Infants May Use Contingency Analysis to Estimate Environmental States: An Evolutionary, Life-History Perspective


  • Willem E. Frankenhuis and György Gergely, Cognitive Development Center, Central European University, Hungary; John S. Watson, Department of Psychology, University of California, Berkeley, CA.

  • This research was supported by the Hungarian Science Foundation (OTKA NK 83997). We thank Jay Belsky, Andrew Delton, Bálint Forgács, Irene Godoy, Christophe Heintz, Mikolaj Hernik, and two anonymous reviewers.

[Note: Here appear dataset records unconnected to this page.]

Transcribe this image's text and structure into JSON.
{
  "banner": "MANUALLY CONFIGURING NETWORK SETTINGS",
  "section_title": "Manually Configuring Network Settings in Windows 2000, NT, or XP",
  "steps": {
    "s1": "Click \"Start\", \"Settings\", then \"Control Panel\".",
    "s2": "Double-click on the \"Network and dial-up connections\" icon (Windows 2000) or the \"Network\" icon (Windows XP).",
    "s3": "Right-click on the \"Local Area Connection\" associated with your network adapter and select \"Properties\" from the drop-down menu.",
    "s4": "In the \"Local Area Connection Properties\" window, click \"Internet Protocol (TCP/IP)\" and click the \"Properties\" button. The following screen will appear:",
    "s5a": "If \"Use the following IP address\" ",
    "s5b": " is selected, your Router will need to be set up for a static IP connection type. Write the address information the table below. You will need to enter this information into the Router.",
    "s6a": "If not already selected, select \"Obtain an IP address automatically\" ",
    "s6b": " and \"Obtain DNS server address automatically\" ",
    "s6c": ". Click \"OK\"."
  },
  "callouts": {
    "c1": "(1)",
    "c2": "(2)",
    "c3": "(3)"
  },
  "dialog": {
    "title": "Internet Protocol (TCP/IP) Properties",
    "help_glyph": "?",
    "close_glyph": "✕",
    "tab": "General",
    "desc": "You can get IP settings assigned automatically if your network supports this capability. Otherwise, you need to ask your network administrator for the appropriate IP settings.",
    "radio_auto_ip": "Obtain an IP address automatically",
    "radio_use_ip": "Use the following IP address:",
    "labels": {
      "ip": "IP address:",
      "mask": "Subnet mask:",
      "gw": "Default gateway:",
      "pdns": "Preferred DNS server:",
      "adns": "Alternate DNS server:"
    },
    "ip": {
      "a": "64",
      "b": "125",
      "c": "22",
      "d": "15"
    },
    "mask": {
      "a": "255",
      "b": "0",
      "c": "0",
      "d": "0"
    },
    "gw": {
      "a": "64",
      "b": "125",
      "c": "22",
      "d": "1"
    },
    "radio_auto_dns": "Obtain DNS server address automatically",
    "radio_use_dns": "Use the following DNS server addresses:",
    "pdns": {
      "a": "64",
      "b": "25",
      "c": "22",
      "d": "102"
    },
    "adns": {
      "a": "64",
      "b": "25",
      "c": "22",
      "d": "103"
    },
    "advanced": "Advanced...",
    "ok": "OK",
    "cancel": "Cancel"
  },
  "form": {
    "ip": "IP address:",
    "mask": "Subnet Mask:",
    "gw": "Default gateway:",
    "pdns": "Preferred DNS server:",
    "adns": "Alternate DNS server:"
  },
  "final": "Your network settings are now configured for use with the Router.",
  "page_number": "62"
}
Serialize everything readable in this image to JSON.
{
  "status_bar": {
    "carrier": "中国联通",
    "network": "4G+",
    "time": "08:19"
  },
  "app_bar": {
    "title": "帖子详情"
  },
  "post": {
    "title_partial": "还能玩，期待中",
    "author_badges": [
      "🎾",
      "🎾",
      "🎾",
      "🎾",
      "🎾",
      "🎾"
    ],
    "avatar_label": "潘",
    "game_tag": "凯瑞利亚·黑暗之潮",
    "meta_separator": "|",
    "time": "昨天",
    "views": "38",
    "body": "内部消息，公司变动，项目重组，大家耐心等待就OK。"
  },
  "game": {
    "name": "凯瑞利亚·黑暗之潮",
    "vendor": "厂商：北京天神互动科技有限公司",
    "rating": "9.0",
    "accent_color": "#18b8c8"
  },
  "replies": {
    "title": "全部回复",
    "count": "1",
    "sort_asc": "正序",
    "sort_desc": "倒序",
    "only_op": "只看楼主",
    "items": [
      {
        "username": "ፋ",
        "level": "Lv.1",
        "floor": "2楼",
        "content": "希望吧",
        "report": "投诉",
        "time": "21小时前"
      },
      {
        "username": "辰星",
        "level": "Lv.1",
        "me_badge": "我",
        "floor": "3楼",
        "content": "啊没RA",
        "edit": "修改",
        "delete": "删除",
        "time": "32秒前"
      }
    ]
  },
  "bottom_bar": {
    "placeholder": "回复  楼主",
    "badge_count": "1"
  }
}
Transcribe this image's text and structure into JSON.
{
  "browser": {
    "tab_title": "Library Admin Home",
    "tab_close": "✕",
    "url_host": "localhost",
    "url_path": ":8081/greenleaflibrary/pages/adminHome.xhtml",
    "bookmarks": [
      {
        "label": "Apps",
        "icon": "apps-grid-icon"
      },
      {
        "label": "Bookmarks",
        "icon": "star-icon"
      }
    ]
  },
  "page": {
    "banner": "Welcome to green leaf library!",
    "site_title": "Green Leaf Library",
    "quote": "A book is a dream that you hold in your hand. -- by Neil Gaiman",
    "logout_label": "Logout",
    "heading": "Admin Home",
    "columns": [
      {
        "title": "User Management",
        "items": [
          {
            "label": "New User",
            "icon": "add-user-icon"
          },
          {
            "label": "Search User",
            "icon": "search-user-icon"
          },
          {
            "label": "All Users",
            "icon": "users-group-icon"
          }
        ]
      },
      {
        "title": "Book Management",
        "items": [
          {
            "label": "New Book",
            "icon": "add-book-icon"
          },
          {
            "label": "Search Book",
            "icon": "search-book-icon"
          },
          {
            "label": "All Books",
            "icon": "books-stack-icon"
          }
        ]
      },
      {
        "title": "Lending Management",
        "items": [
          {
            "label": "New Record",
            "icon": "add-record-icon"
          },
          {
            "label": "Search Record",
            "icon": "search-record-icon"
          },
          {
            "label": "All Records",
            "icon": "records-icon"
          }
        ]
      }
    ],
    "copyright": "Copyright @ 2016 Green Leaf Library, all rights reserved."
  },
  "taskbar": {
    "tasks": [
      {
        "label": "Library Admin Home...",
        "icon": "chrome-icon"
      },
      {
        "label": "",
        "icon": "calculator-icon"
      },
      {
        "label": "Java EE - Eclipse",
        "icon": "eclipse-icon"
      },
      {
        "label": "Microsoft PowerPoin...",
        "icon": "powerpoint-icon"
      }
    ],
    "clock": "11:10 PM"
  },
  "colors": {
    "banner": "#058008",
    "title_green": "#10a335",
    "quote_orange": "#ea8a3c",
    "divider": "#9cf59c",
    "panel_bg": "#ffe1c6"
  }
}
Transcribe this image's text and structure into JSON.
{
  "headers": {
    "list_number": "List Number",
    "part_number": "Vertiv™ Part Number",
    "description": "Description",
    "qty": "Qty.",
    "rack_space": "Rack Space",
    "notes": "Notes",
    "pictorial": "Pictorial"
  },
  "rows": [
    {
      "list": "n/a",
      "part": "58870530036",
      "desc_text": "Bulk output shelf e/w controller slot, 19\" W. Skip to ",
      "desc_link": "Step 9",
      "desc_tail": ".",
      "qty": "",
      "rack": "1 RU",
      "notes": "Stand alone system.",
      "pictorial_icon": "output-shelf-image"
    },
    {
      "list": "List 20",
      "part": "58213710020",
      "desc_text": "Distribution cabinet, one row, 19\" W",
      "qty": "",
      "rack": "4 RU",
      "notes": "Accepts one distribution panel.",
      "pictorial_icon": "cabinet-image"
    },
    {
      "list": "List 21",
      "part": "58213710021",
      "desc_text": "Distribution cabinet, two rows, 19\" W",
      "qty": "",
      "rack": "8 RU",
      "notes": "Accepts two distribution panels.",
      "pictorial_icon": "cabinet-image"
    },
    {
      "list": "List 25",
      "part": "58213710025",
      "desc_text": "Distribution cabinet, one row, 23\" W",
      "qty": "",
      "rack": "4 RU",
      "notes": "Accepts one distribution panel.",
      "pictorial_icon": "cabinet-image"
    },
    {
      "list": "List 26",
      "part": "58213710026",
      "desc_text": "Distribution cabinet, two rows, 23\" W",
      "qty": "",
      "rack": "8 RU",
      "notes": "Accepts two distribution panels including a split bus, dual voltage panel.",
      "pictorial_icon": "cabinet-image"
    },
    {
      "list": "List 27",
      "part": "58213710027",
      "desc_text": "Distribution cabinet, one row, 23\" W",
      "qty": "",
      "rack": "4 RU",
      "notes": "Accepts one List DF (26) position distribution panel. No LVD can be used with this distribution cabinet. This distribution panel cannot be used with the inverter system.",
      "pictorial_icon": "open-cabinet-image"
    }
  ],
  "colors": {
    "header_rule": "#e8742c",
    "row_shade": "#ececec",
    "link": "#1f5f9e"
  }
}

Correspondence concerning this article should be addressed to Willem E. Frankenhuis, Cognitive Development Center, Central European University, Hattyú u. 14, 1015 Budapest, Hungary; e-mail:


Harshness and unpredictability early in life appear to be independently associated with long-term developmental outcomes, with environmental stressors affecting parental investment (e.g., responsiveness), which then shapes child development (e.g., onset of puberty). Research has detailed mediating physiological pathways, but has not specified how children transform experiences with their parents' and others' responsiveness into cognitive estimates about environmental harshness or unpredictability. In this article, we analyze this estimation process drawing on the study of contingency analysis. We propose that harshness and unpredictability produce distinct contingency profiles, and that children use these profiles to separately estimate each dimension. We conclude with six empirical predictions.